Cooking is a great family activity. It’s fun and heartwarming, but it’s also practical and educational. If you’re looking for an at-home study plan, invite your child into the kitchen; these are just a few of the great lessons they can learn.

Colors and Shapes
Kitchens are the perfect place for young kids to explore and learn about the world. Very young kids will immediately be interested in the variety of colors and shapes that they see on the counter, and cooking gives them a chance to directly interact with these elements.

Try asking your child to find shapes in the kitchen: a box is a rectangle, the edge of a bowl makes a circle, and a banana could be a crescent. They can also look for colors, patterns, and other visual elements that appear either naturally or on packaging.

If you like to bake, you can also introduce your child to the idea of shapes through cookies and other small baked goods. Cookie cutters, brownie triangles, and folded pretzels are all great ways to create practical memories about shape and dimension.

Simple Math
The kitchen is one of the best places to teach math concepts because it’s where your child is most likely to use them. From counting to fractions, you can use recipes to help your child with nearly all early mathematical concepts.

When you child is first learning their numbers, have them help you count individual ingredients, such a sliced fruits or vegetables. Once they can count fairly high, try using ingredients to illustrate basic additional and subtraction; for example, you could show the child five grapes, remove two, and ask them to tell you how many are left.

Introduce your child to measuring cups as early as possible, and let them explore the difference between each cup in the set. At they start to learn about fractions, refer back to the measuring cups to help them turn abstract math into a usable concept.

Following a Recipe
One of the most important skills that cooking teaches is the ability to complete a task from start to finish. From simple processes like making a sandwich to more complicated recipes like baking bread, your child will get a lot from learning to make most classic food items.

Following recipes is important, but cooking can also teach your kid when and how to deviate from the beaten path.
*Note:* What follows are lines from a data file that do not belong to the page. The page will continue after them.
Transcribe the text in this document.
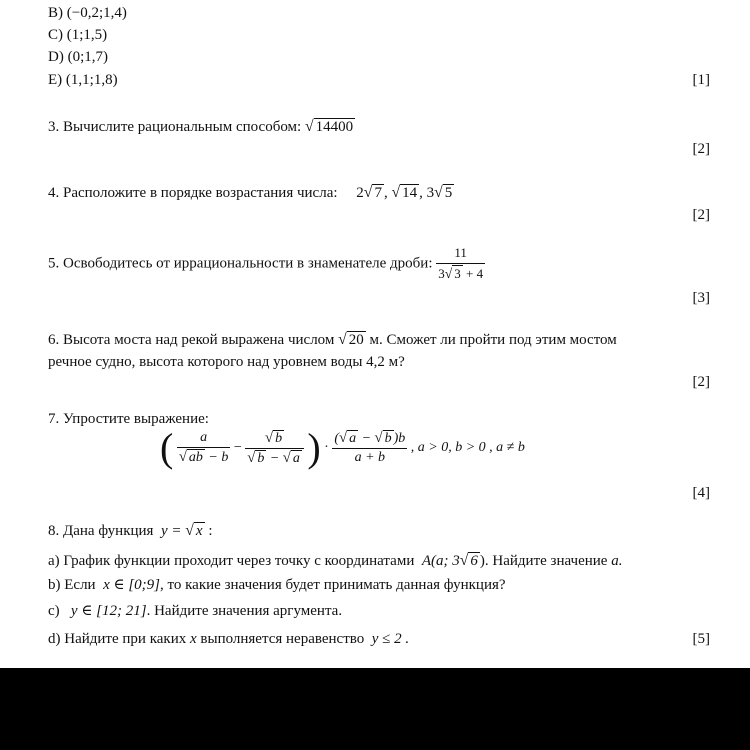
B) (−0,2;1,4)
C) (1;1,5)
D) (0;1,7)
E) (1,1;1,8)	[1]
3. Вычислите рациональным способом: √ 14400
[2]
4. Расположите в порядке возрастания числа: 2√ 7 , √ 14 , 3√ 5
[2]
5. Освободитесь от иррациональности в знаменателе дроби: $\frac{11}{3√ 3 + 4}$
[3]
6. Высота моста над рекой выражена числом √ 20 м. Сможет ли пройти под этим мостом
речное судно, высота которого над уровнем воды 4,2 м?
[2]
7. Упростите выражение:
( $\frac{a}{√ ab - b} - \frac{√ b}{√ b - √ a}$ ) · $\frac{(√ a - √ b )b}{a + b}$ , a > 0, b > 0 , a ≠ b
[4]
8. Дана функция y = √ x :
a) График функции проходит через точку с координатами A(a; 3√ 6 ). Найдите значение a.
b) Если x ∈ [0;9], то какие значения будет принимать данная функция?
c) y ∈ [12; 21]. Найдите значения аргумента.
d) Найдите при каких x выполняется неравенство y ≤ 2 .	[5]
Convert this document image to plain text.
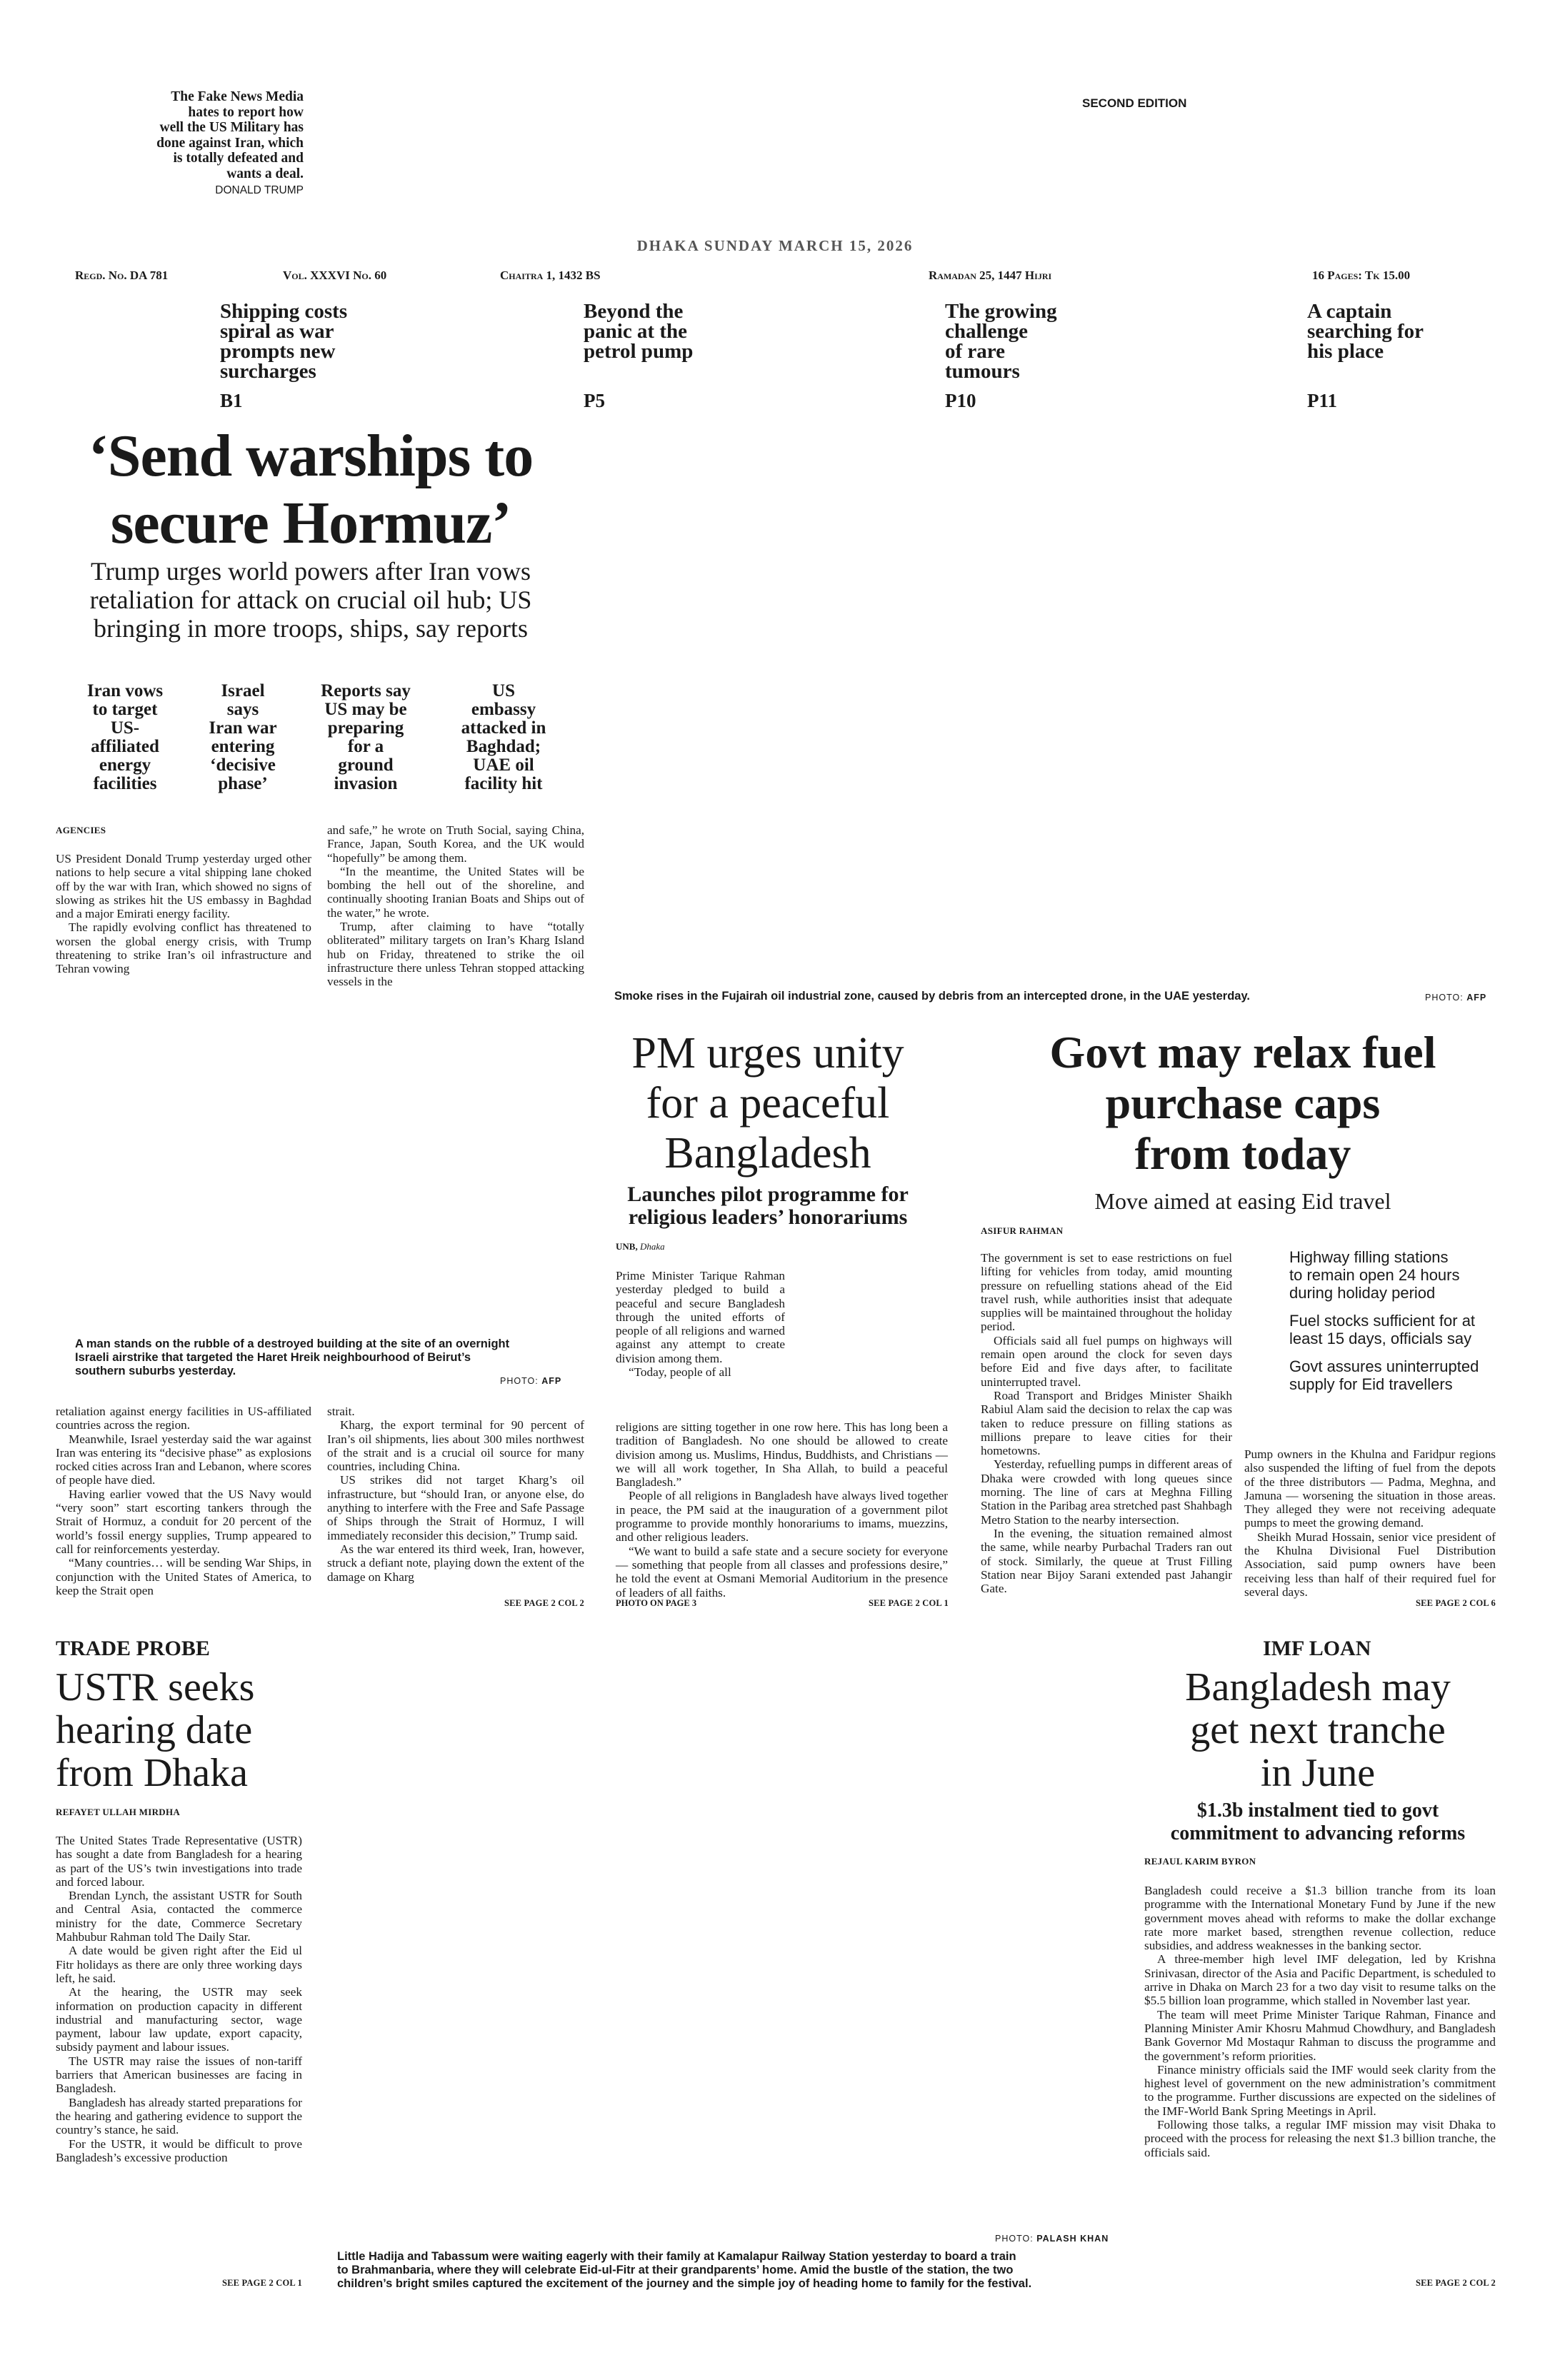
The Fake News Media
hates to report how
well the US Military has
done against Iran, which
is totally defeated and
wants a deal.
DONALD TRUMP
SECOND EDITION
DHAKA SUNDAY MARCH 15, 2026
Regd. No. DA 781	Vol. XXXVI No. 60	Chaitra 1, 1432 BS	Ramadan 25, 1447 Hijri	16 Pages: Tk 15.00
Shipping costs
spiral as war
prompts new
surcharges
B1
Beyond the
panic at the
petrol pump
P5
The growing
challenge
of rare
tumours
P10
A captain
searching for
his place
P11
‘Send warships to
secure Hormuz’
Trump urges world powers after Iran vows
retaliation for attack on crucial oil hub; US
bringing in more troops, ships, say reports
Iran vows
to target
US-
affiliated
energy
facilities
Israel
says
Iran war
entering
‘decisive
phase’
Reports say
US may be
preparing
for a
ground
invasion
US
embassy
attacked in
Baghdad;
UAE oil
facility hit
AGENCIES

US President Donald Trump yesterday urged other nations to help secure a vital shipping lane choked off by the war with Iran, which showed no signs of slowing as strikes hit the US embassy in Baghdad and a major Emirati energy facility.

The rapidly evolving conflict has threatened to worsen the global energy crisis, with Trump threatening to strike Iran’s oil infrastructure and Tehran vowing

and safe,” he wrote on Truth Social, saying China, France, Japan, South Korea, and the UK would “hopefully” be among them.

“In the meantime, the United States will be bombing the hell out of the shoreline, and continually shooting Iranian Boats and Ships out of the water,” he wrote.

Trump, after claiming to have “totally obliterated” military targets on Iran’s Kharg Island hub on Friday, threatened to strike the oil infrastructure there unless Tehran stopped attacking vessels in the

Smoke rises in the Fujairah oil industrial zone, caused by debris from an intercepted drone, in the UAE yesterday.	PHOTO: AFP
A man stands on the rubble of a destroyed building at the site of an overnight
Israeli airstrike that targeted the Haret Hreik neighbourhood of Beirut’s
southern suburbs yesterday.
PHOTO: AFP

retaliation against energy facilities in US-affiliated countries across the region.

Meanwhile, Israel yesterday said the war against Iran was entering its “decisive phase” as explosions rocked cities across Iran and Lebanon, where scores of people have died.

Having earlier vowed that the US Navy would “very soon” start escorting tankers through the Strait of Hormuz, a conduit for 20 percent of the world’s fossil energy supplies, Trump appeared to call for reinforcements yesterday.

“Many countries… will be sending War Ships, in conjunction with the United States of America, to keep the Strait open

strait.

Kharg, the export terminal for 90 percent of Iran’s oil shipments, lies about 300 miles northwest of the strait and is a crucial oil source for many countries, including China.

US strikes did not target Kharg’s oil infrastructure, but “should Iran, or anyone else, do anything to interfere with the Free and Safe Passage of Ships through the Strait of Hormuz, I will immediately reconsider this decision,” Trump said.

As the war entered its third week, Iran, however, struck a defiant note, playing down the extent of the damage on Kharg

SEE PAGE 2 COL 2
PM urges unity
for a peaceful
Bangladesh
Launches pilot programme for
religious leaders’ honorariums
UNB, Dhaka

Prime Minister Tarique Rahman yesterday pledged to build a peaceful and secure Bangladesh through the united efforts of people of all religions and warned against any attempt to create division among them.

“Today, people of all

religions are sitting together in one row here. This has long been a tradition of Bangladesh. No one should be allowed to create division among us. Muslims, Hindus, Buddhists, and Christians — we will all work together, In Sha Allah, to build a peaceful Bangladesh.”

People of all religions in Bangladesh have always lived together in peace, the PM said at the inauguration of a government pilot programme to provide monthly honorariums to imams, muezzins, and other religious leaders.

“We want to build a safe state and a secure society for everyone — something that people from all classes and professions desire,” he told the event at Osmani Memorial Auditorium in the presence of leaders of all faiths.

PHOTO ON PAGE 3	SEE PAGE 2 COL 1
Govt may relax fuel
purchase caps
from today
Move aimed at easing Eid travel
ASIFUR RAHMAN

The government is set to ease restrictions on fuel lifting for vehicles from today, amid mounting pressure on refuelling stations ahead of the Eid travel rush, while authorities insist that adequate supplies will be maintained throughout the holiday period.

Officials said all fuel pumps on highways will remain open around the clock for seven days before Eid and five days after, to facilitate uninterrupted travel.

Road Transport and Bridges Minister Shaikh Rabiul Alam said the decision to relax the cap was taken to reduce pressure on filling stations as millions prepare to leave cities for their hometowns.

Yesterday, refuelling pumps in different areas of Dhaka were crowded with long queues since morning. The line of cars at Meghna Filling Station in the Paribag area stretched past Shahbagh Metro Station to the nearby intersection.

In the evening, the situation remained almost the same, while nearby Purbachal Traders ran out of stock. Similarly, the queue at Trust Filling Station near Bijoy Sarani extended past Jahangir Gate.

Highway filling stations
to remain open 24 hours
during holiday period
Fuel stocks sufficient for at
least 15 days, officials say
Govt assures uninterrupted
supply for Eid travellers

Pump owners in the Khulna and Faridpur regions also suspended the lifting of fuel from the depots of the three distributors — Padma, Meghna, and Jamuna — worsening the situation in those areas. They alleged they were not receiving adequate pumps to meet the growing demand.

Sheikh Murad Hossain, senior vice president of the Khulna Divisional Fuel Distribution Association, said pump owners have been receiving less than half of their required fuel for several days.

SEE PAGE 2 COL 6
TRADE PROBE
USTR seeks
hearing date
from Dhaka
REFAYET ULLAH MIRDHA

The United States Trade Representative (USTR) has sought a date from Bangladesh for a hearing as part of the US’s twin investigations into trade and forced labour.

Brendan Lynch, the assistant USTR for South and Central Asia, contacted the commerce ministry for the date, Commerce Secretary Mahbubur Rahman told The Daily Star.

A date would be given right after the Eid ul Fitr holidays as there are only three working days left, he said.

At the hearing, the USTR may seek information on production capacity in different industrial and manufacturing sector, wage payment, labour law update, export capacity, subsidy payment and labour issues.

The USTR may raise the issues of non-tariff barriers that American businesses are facing in Bangladesh.

Bangladesh has already started preparations for the hearing and gathering evidence to support the country’s stance, he said.

For the USTR, it would be difficult to prove Bangladesh’s excessive production

SEE PAGE 2 COL 1
PHOTO: PALASH KHAN
Little Hadija and Tabassum were waiting eagerly with their family at Kamalapur Railway Station yesterday to board a train
to Brahmanbaria, where they will celebrate Eid-ul-Fitr at their grandparents’ home. Amid the bustle of the station, the two
children’s bright smiles captured the excitement of the journey and the simple joy of heading home to family for the festival.
IMF LOAN
Bangladesh may
get next tranche
in June
$1.3b instalment tied to govt
commitment to advancing reforms
REJAUL KARIM BYRON

Bangladesh could receive a $1.3 billion tranche from its loan programme with the International Monetary Fund by June if the new government moves ahead with reforms to make the dollar exchange rate more market based, strengthen revenue collection, reduce subsidies, and address weaknesses in the banking sector.

A three-member high level IMF delegation, led by Krishna Srinivasan, director of the Asia and Pacific Department, is scheduled to arrive in Dhaka on March 23 for a two day visit to resume talks on the $5.5 billion loan programme, which stalled in November last year.

The team will meet Prime Minister Tarique Rahman, Finance and Planning Minister Amir Khosru Mahmud Chowdhury, and Bangladesh Bank Governor Md Mostaqur Rahman to discuss the programme and the government’s reform priorities.

Finance ministry officials said the IMF would seek clarity from the highest level of government on the new administration’s commitment to the programme. Further discussions are expected on the sidelines of the IMF-World Bank Spring Meetings in April.

Following those talks, a regular IMF mission may visit Dhaka to proceed with the process for releasing the next $1.3 billion tranche, the officials said.

SEE PAGE 2 COL 2
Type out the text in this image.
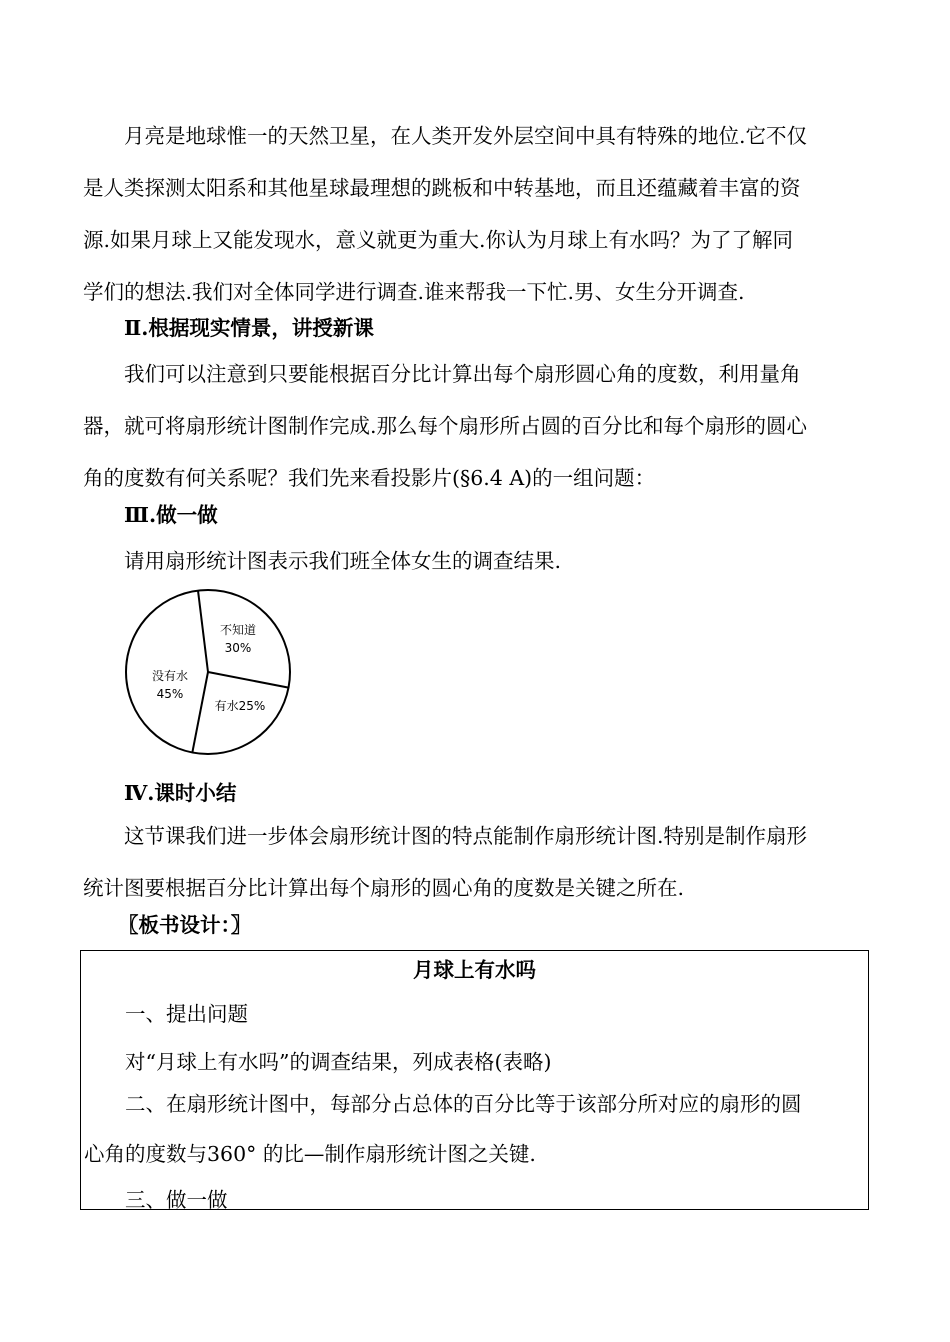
月亮是地球惟一的天然卫星，在人类开发外层空间中具有特殊的地位.它不仅
是人类探测太阳系和其他星球最理想的跳板和中转基地，而且还蕴藏着丰富的资
源.如果月球上又能发现水，意义就更为重大.你认为月球上有水吗？为了了解同
学们的想法.我们对全体同学进行调查.谁来帮我一下忙.男、女生分开调查.

Ⅱ.根据现实情景，讲授新课

我们可以注意到只要能根据百分比计算出每个扇形圆心角的度数，利用量角
器，就可将扇形统计图制作完成.那么每个扇形所占圆的百分比和每个扇形的圆心
角的度数有何关系呢？我们先来看投影片(§6.4 A)的一组问题：

Ⅲ.做一做

请用扇形统计图表示我们班全体女生的调查结果.

不知道
30%
有水25%
没有水
45%
Ⅳ.课时小结

这节课我们进一步体会扇形统计图的特点能制作扇形统计图.特别是制作扇形
统计图要根据百分比计算出每个扇形的圆心角的度数是关键之所在.

〖板书设计：〗
月球上有水吗

一、提出问题

对“月球上有水吗”的调查结果，列成表格(表略)

二、在扇形统计图中，每部分占总体的百分比等于该部分所对应的扇形的圆

心角的度数与360° 的比—制作扇形统计图之关键.

三、做一做
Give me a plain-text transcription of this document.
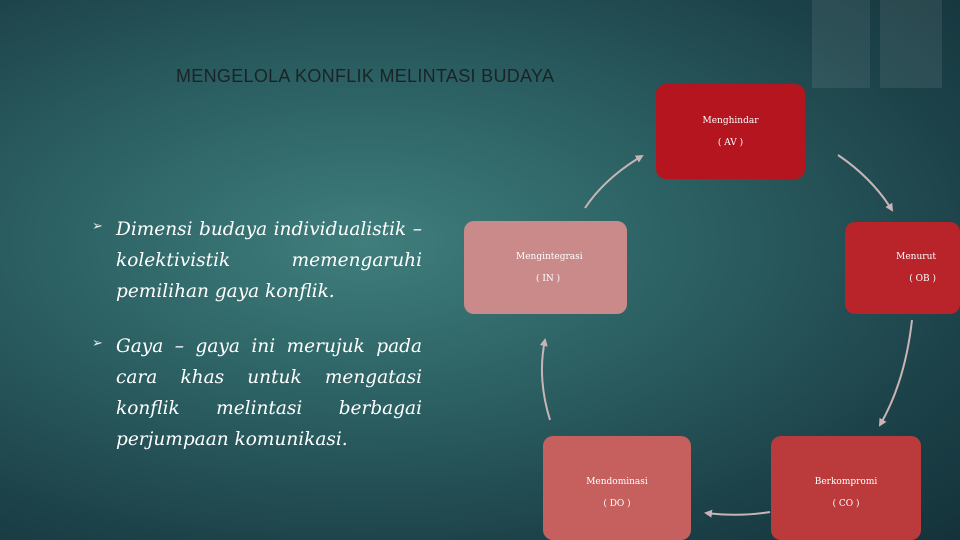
MENGELOLA KONFLIK MELINTASI BUDAYA
➢ Dimensi budaya individualistik – kolektivistik memengaruhi pemilihan gaya konflik.
➢ Gaya – gaya ini merujuk pada cara khas untuk mengatasi konflik melintasi berbagai perjumpaan komunikasi.
Menghindar
( AV )
Menurut
( OB )
Berkompromi
( CO )
Mendominasi
( DO )
Mengintegrasi
( IN )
Experiment with changing small parts of recipes; in the case of a sandwich, see what happens when you put the sauce between the meat and cheese instead of on the bread. Exploring ingredient substitutions can also teach your child what certain items do for a recipe. As an example, baking powder and baking soda both act as leavening agents, but they have different strengths and need to be added in different amounts.

Cooking is an important skill that can teach a lot about math, science, and culture. Let your kid take the wheel in the kitchen, and develop lesson plans based on their interests. Their natural instincts will lead them towards the most interesting facets of a culinary education.